A head-to-head comparison of computed tomography- and magnetic resonance imaging-based radiomics in assessing pediatric peripheral neuroblastic tumor cell behavior.

Abstract

To compare the performance of radiomics from contrast-enhanced computed tomography (CECT) and non-contrast magnetic resonance imaging (MRI) in assessing cellular behavior in pediatric peripheral neuroblastic tumors (PNTs). A retrospective analysis of 81 PNT patients who underwent venous phase CECT, T1-weighted imaging (T1WI), and T2-weighted imaging (T2WI) scans was conducted. The patients were classified into neuroblastoma and ganglioneuroblastoma/ganglioneuroma based on their pathological subtypes. Additionally, they were categorized into favorable histology and unfavorable histology according to the International Neuroblastoma Pathology Classification (INPC). Tumor regions of interest were segmented on CECT, axial T1WI, and axial T2WI images, and radiomics models were developed based on the selected radiomics features. Following five-fold cross-validation, the performance of the radiomics models derived from CECT and MRI was compared using the area under the receiver operating characteristic curve (AUC) and accuracy.
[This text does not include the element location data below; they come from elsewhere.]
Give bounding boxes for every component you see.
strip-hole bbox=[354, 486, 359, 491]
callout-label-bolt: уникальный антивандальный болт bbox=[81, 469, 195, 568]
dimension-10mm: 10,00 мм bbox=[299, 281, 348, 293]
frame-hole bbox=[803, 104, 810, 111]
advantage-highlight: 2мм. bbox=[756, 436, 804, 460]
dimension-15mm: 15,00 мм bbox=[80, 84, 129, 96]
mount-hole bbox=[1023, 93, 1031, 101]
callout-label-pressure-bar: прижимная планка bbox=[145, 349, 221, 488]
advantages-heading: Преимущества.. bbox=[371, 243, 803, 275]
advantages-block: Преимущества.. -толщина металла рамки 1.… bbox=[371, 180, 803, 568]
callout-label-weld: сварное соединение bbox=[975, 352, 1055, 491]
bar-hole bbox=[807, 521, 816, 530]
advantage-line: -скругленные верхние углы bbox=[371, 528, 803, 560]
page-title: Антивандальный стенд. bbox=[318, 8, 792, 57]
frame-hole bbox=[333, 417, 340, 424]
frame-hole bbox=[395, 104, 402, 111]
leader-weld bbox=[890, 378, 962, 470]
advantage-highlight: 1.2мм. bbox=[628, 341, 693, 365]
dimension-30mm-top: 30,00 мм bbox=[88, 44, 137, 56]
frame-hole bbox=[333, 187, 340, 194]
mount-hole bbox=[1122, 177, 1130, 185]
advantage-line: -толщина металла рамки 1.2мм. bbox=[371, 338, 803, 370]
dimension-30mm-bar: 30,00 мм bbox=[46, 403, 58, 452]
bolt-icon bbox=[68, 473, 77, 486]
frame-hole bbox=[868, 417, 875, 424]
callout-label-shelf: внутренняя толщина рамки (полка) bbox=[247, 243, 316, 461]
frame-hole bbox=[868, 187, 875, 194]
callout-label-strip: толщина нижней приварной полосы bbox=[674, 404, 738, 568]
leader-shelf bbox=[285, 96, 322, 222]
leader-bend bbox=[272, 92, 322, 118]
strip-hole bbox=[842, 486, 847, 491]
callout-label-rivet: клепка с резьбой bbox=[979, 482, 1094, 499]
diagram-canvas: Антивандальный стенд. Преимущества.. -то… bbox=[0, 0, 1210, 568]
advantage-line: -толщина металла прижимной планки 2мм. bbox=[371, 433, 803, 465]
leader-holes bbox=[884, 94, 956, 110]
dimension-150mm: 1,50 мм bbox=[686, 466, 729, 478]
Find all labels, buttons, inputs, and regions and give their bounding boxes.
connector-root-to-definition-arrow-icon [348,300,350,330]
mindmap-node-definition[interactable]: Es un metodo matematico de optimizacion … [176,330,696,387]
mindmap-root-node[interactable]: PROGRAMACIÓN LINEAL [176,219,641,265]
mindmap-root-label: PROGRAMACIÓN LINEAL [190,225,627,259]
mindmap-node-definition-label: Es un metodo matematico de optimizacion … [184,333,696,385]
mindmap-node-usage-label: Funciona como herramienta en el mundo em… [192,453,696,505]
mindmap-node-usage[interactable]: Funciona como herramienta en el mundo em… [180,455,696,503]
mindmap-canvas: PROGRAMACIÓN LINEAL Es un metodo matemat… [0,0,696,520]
For discriminating pathological subtypes, the AUC for CECT radiomics models ranged from 0.765 to 0.870, with an accuracy range of 0.728 to 0.815. In contrast, the AUC for MRI radiomics models ranged from 0.549 to 0.748, with an accuracy range of 0.531 to 0.778. Regarding the discrimination of INPC subgroups, the AUC for CECT radiomics models ranged from 0.503 to 0.759, with an accuracy range of 0.432 to 0.741. Meanwhile, the AUC for MRI radiomics models ranged from 0.512 to 0.739, with an accuracy range of 0.605 to 0.815. CECT radiomics outperforms non-contrast MRI radiomics in evaluating pathological subtypes. When assessing INPC subgroups, CECT radiomics demonstrates comparability with non-contrast MRI radiomics.